Selanjutnya beberapa pertanyaan juga muncul, apakah saat ini advertising sudah tidak great? Kalau iya, memangnya kira-kira kapan yang mereka maksud sebagai great? Saya bayangkan, mungkin yang dianggap era advertising great adalah bersamaan dengan era boom televisi swasta. Seiring dengan tumbuhnya TV Swasta, tumbuh pula kebutuhan iklan TV, baik bagi stasiun tv untuk billing mereka, maupun bagi produk/brand untuk sarana marketing. Seiring dengan itu, industri iklan pun mengalami pertumbuhan pesat, diikuti dengan industri-industri terkait. Mendadak kuenya begitu besar, dengan pemain yang berebut, tidak sebesar itu.

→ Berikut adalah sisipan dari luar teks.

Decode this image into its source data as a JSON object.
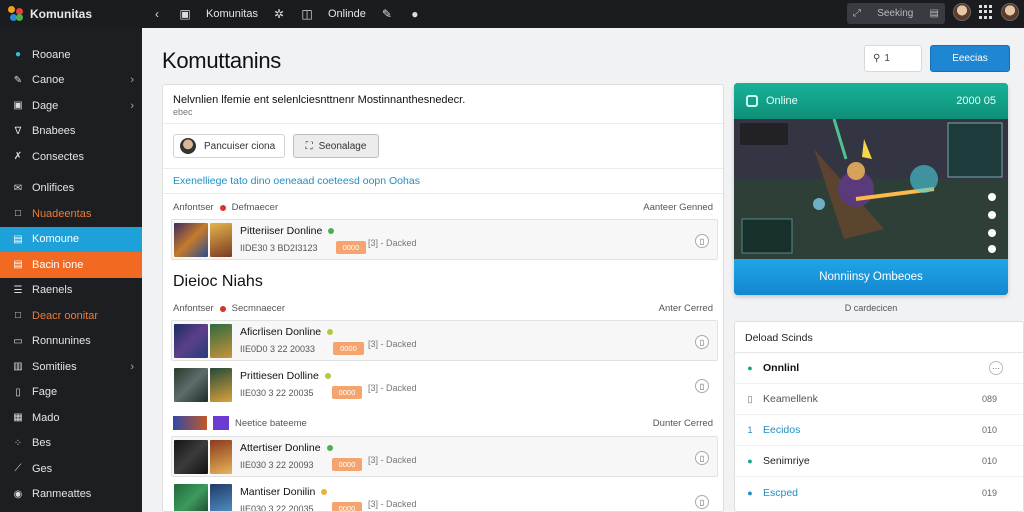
{
  "app": {
    "brand": "Komunitas"
  },
  "topnav": {
    "title": "Komunitas",
    "item": "Onlinde"
  },
  "search": {
    "placeholder": "Seeking"
  },
  "sidebar": {
    "items": [
      {
        "label": "Rooane",
        "icon": "shield-icon"
      },
      {
        "label": "Canoe",
        "icon": "wrench-icon",
        "chevron": true
      },
      {
        "label": "Dage",
        "icon": "folder-icon",
        "chevron": true
      },
      {
        "label": "Bnabees",
        "icon": "cup-icon"
      },
      {
        "label": "Consectes",
        "icon": "tools-icon"
      },
      {
        "label": "Onlifices",
        "icon": "mail-icon"
      },
      {
        "label": "Nuadeentas",
        "icon": "square-icon"
      },
      {
        "label": "Komoune",
        "icon": "card-icon"
      },
      {
        "label": "Bacin ione",
        "icon": "card-icon"
      },
      {
        "label": "Raenels",
        "icon": "list-icon"
      },
      {
        "label": "Deacr oonitar",
        "icon": "square-icon"
      },
      {
        "label": "Ronnunines",
        "icon": "layers-icon"
      },
      {
        "label": "Somitiies",
        "icon": "cards-icon",
        "chevron": true
      },
      {
        "label": "Fage",
        "icon": "page-icon"
      },
      {
        "label": "Mado",
        "icon": "grid-icon"
      },
      {
        "label": "Bes",
        "icon": "dots-icon"
      },
      {
        "label": "Ges",
        "icon": "wand-icon"
      },
      {
        "label": "Ranmeattes",
        "icon": "circle-icon"
      }
    ]
  },
  "main": {
    "title": "Komuttanins",
    "small_input": "1",
    "primary_button": "Eeecias"
  },
  "feed": {
    "heading": "Nelvnlien lfemie ent selenlciesnttnenr Mostinnanthesnedecr.",
    "subheading": "ebec",
    "user_chip": "Pancuiser ciona",
    "ghost_button": "Seonalage",
    "link_text": "Exenelliege tato dino oeneaad coeteesd oopn Oohas",
    "section1": {
      "lead": "Anfontser",
      "tag": "Defmaecer",
      "right": "Aanteer Genned"
    },
    "section2_title": "Dieioc Niahs",
    "section2": {
      "lead": "Anfontser",
      "tag": "Secmnaecer",
      "right": "Anter Cerred"
    },
    "section3": {
      "tag": "Neetice bateeme",
      "right": "Dunter Cerred"
    },
    "rows": [
      {
        "title": "Pitteriiser Donline",
        "meta": "IIDE30 3 BD2I3123",
        "pill": "0000",
        "stat": "[3] - Dacked",
        "dot": "g"
      },
      {
        "title": "Aficrlisen Donline",
        "meta": "IIE0D0 3 22 20033",
        "pill": "0000",
        "stat": "[3] - Dacked",
        "dot": "y"
      },
      {
        "title": "Prittiesen Dolline",
        "meta": "IIE030 3 22 20035",
        "pill": "0000",
        "stat": "[3] - Dacked",
        "dot": "y"
      },
      {
        "title": "Attertiser Donline",
        "meta": "IIE030 3 22 20093",
        "pill": "0000",
        "stat": "[3] - Dacked",
        "dot": "g"
      },
      {
        "title": "Mantiser Donilin",
        "meta": "IIE030 3 22 20035",
        "pill": "0000",
        "stat": "[3] - Dacked",
        "dot": "o"
      }
    ]
  },
  "live": {
    "label": "Online",
    "count": "2000 05",
    "cta": "Nonniinsy Ombeoes",
    "caption": "D cardecicen"
  },
  "list_card": {
    "title": "Deload Scinds",
    "rows": [
      {
        "label": "Onnlinl",
        "value": "",
        "style": "online"
      },
      {
        "label": "Keamellenk",
        "value": "089",
        "style": "plain"
      },
      {
        "label": "Eecidos",
        "value": "010",
        "style": "blue"
      },
      {
        "label": "Senimriye",
        "value": "010",
        "style": "plain"
      },
      {
        "label": "Escped",
        "value": "019",
        "style": "blue"
      }
    ]
  }
}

Ini bayangan saya, karena di masa ini saya masih kuliah dan masih bercita-cita kerja di media massa, tidak begitu memperhatikan iklan. Saya hanya merasakan ujungnya, karena saya mulai magang di 96, menjadi karyawan di pertengahan 97, memenangkan pitching pertama saya untuk produk sepatu bola lokal dengan tagline “Lebih Nendang”, dan gagal dieksekusi di akhir 97, karena mendadak dollar naik berkali lipat. Jangankan untuk shooting iklan TV, sang klien bahkan kesulitan produksi sepatu karena harga bahan baku naik berlipat ganda. Selamat datang era krisis. Ini krisis yang sebenarnya, bukan krisis-krisisan ala narasi oposisi. Yang pasti kalaupun era advertising great adalah seiring booming TV swasta, di sinilah era tersebut berakhir.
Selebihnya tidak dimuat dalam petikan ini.